A las 20.15, desde la casa-museo del homenajeado, Amparo y Mercedes de los Santos, hermanas de Luis León, descubrieron la placa de mármol con la nueva denominación de la calle.
El acto fue encabezado por el entonces intendente de Santa Fe, Dr. Conrado Puccio, y por el presidente de la comisión de homenaje, Francisco Puccinelli, reconocido acuarelista que retrató en numerosas ocasiones el paisaje rinconero.
Entre las autoridades presentes se encontraban representantes del gobierno provincial, funcionarios municipales, el delegado comunal en Rincón y miembros del ámbito cultural, lo que dio al homenaje un carácter institucional amplio y transversal.
En su discurso, el intendente Puccio destacó la decisión de Luis León de los Santos de establecerse en San José del Rincón durante los últimos años de su vida. Subrayó su integración plena a la comunidad y su continuidad como formador aún después de su jubilación.
Puccio remarcó que el homenajeado eligió vivir en Rincón y que también construyó allí su casa-museo, concebida como un espacio abierto a la educación y a la difusión artística. Desde ese lugar, sostuvo, continuó transmitiendo valores vinculados a la sensibilidad cultural, el respeto por el talento y el desinterés material.
El discurso central estuvo a cargo de Puccinelli, quien evocó la figura de De los Santos en el primer aniversario de su fallecimiento. Puccinelli, además de presidir la comisión organizadora, fue un artista profundamente ligado a Rincón, cuyas acuarelas contribuyeron a fijar una imagen identitaria del paisaje costero.
En su intervención, destacó la decisión de De los Santos de abandonar Buenos Aires para radicarse en un entorno más apacible, como expresión de su vínculo con la naturaleza y con una vida alejada del circuito artístico centralizado.
También recordó sus múltiples donaciones a instituciones culturales del país y del exterior, y la importancia de esas acciones en el fortalecimiento del patrimonio público.
"Su distinción, su delicadeza y su nobleza están condensadas en una poesía que German Berdiales le dedicara y que dice así: "Algo de marqués en todo / en todo, de artista algo / los ojos, ojos de niño / manos de monje las manos / también de monje la frente / vitral de gótico arco", citó Puccinelli.

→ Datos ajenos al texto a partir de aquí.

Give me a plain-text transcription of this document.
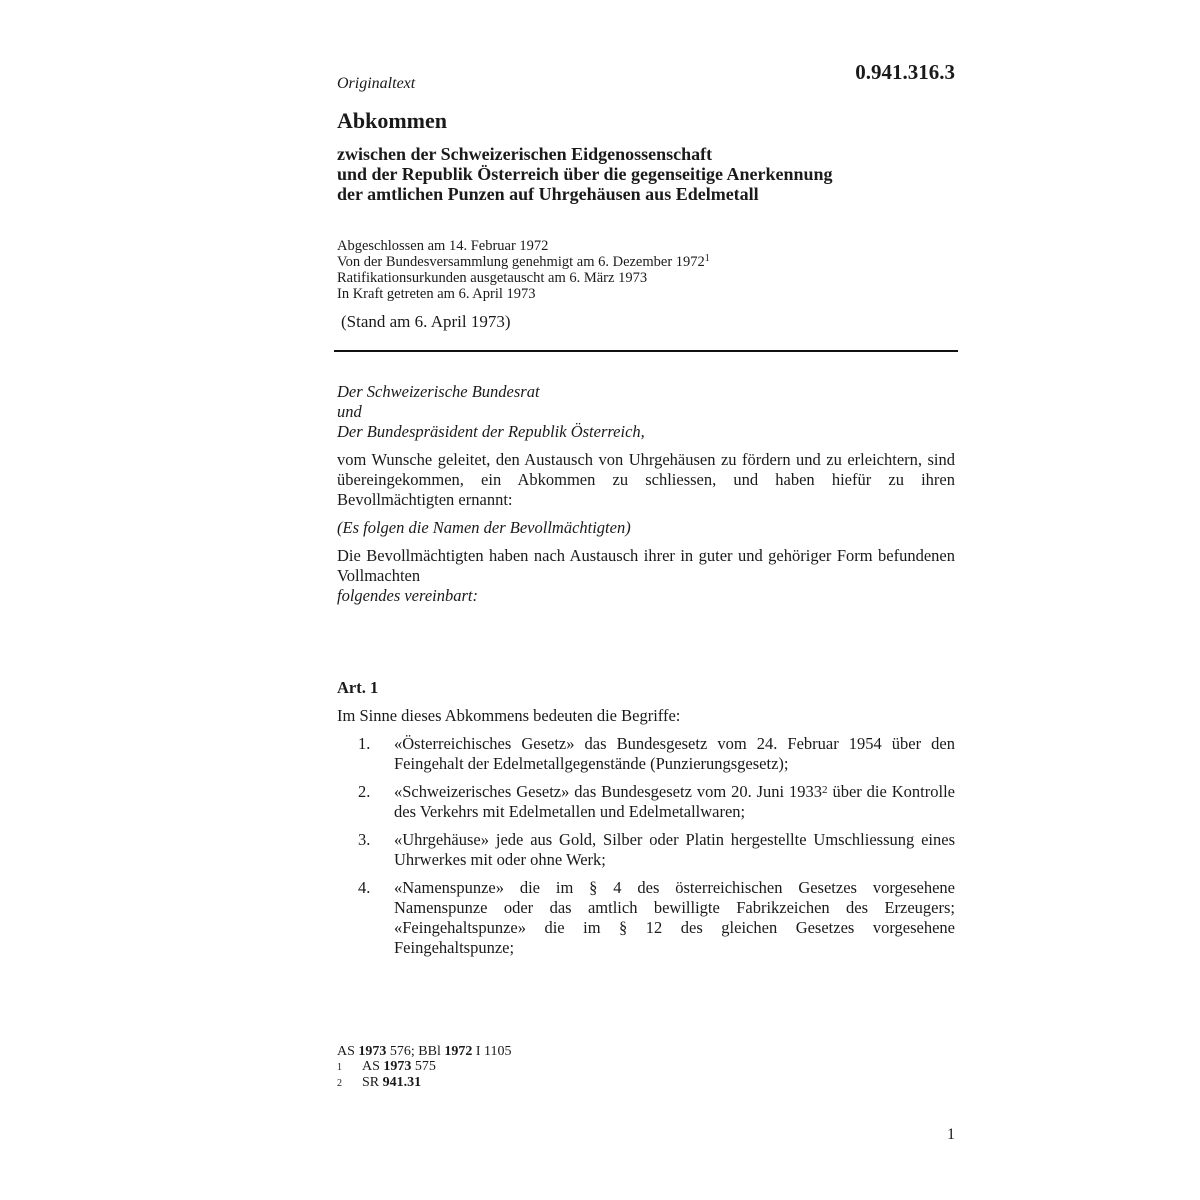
Originaltext	0.941.316.3
Abkommen
zwischen der Schweizerischen Eidgenossenschaft
und der Republik Österreich über die gegenseitige Anerkennung
der amtlichen Punzen auf Uhrgehäusen aus Edelmetall
Abgeschlossen am 14. Februar 1972
Von der Bundesversammlung genehmigt am 6. Dezember 1972$^1$
Ratifikationsurkunden ausgetauscht am 6. März 1973
In Kraft getreten am 6. April 1973
(Stand am 6. April 1973)
Der Schweizerische Bundesrat
und
Der Bundespräsident der Republik Österreich,

vom Wunsche geleitet, den Austausch von Uhrgehäusen zu fördern und zu erleichtern, sind übereingekommen, ein Abkommen zu schliessen, und haben hiefür zu ihren Bevollmächtigten ernannt:

(Es folgen die Namen der Bevollmächtigten)

Die Bevollmächtigten haben nach Austausch ihrer in guter und gehöriger Form befundenen Vollmachten

folgendes vereinbart:
Art. 1
Im Sinne dieses Abkommens bedeuten die Begriffe:
1.	«Österreichisches Gesetz» das Bundesgesetz vom 24. Februar 1954 über den Feingehalt der Edelmetallgegenstände (Punzierungsgesetz);
2.	«Schweizerisches Gesetz» das Bundesgesetz vom 20. Juni 1933$^2$ über die Kontrolle des Verkehrs mit Edelmetallen und Edelmetallwaren;
3.	«Uhrgehäuse» jede aus Gold, Silber oder Platin hergestellte Umschliessung eines Uhrwerkes mit oder ohne Werk;
4.	«Namenspunze» die im § 4 des österreichischen Gesetzes vorgesehene Namenspunze oder das amtlich bewilligte Fabrikzeichen des Erzeugers; «Feingehaltspunze» die im § 12 des gleichen Gesetzes vorgesehene Feingehaltspunze;
AS 1973 576; BBl 1972 I 1105
1	AS 1973 575
2	SR 941.31
1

Y cerró en forma poética. "Que la placa donde está inscripto su nombre la alumbren el sol, la luna y las estrellas: que la acaricien los vientos y la avive nuestra mirada, como ofrenda emocionada de nuestro espíritu hacia su espíritu purificado en lo más noble de nuestros corazones".
De los Santos nació en Barcelona en 1897 y llegó a la Argentina siendo niño, en el marco de las grandes corrientes inmigratorias del siglo pasado. Se formó como maestro y, en 1919, obtuvo el título de Profesor Especializado en Letras, consolidando una trayectoria vinculada a la educación y la cultura.
Entre 1920 y 1930, su casa en el barrio porteño de Palermo fue punto de encuentro para artistas. Allí inició una colección de obras que luego tendría un destino público. Ejerció la docencia y participó en la creación de un museo en el barrio de La Boca.
En 1940, una visita al Museo Provincial de Bellas Artes Rosa Galisteo de Rodríguez marcó el inicio de una relación que sería fructífera para la historia santafesina. Donó 24 obras al museo.
Posteriormente, realizó aportes al Museo Nacional de Bellas Artes, a Amigos del Arte de Rosario y donó manuscritos de escritores hispanoamericanos a la Biblioteca Nacional de Lima. En 1955, se estableció en San José del Rincón, paisaje que eligió para vivir hasta el fin de sus días. Allí, está inmortalizado en una calle.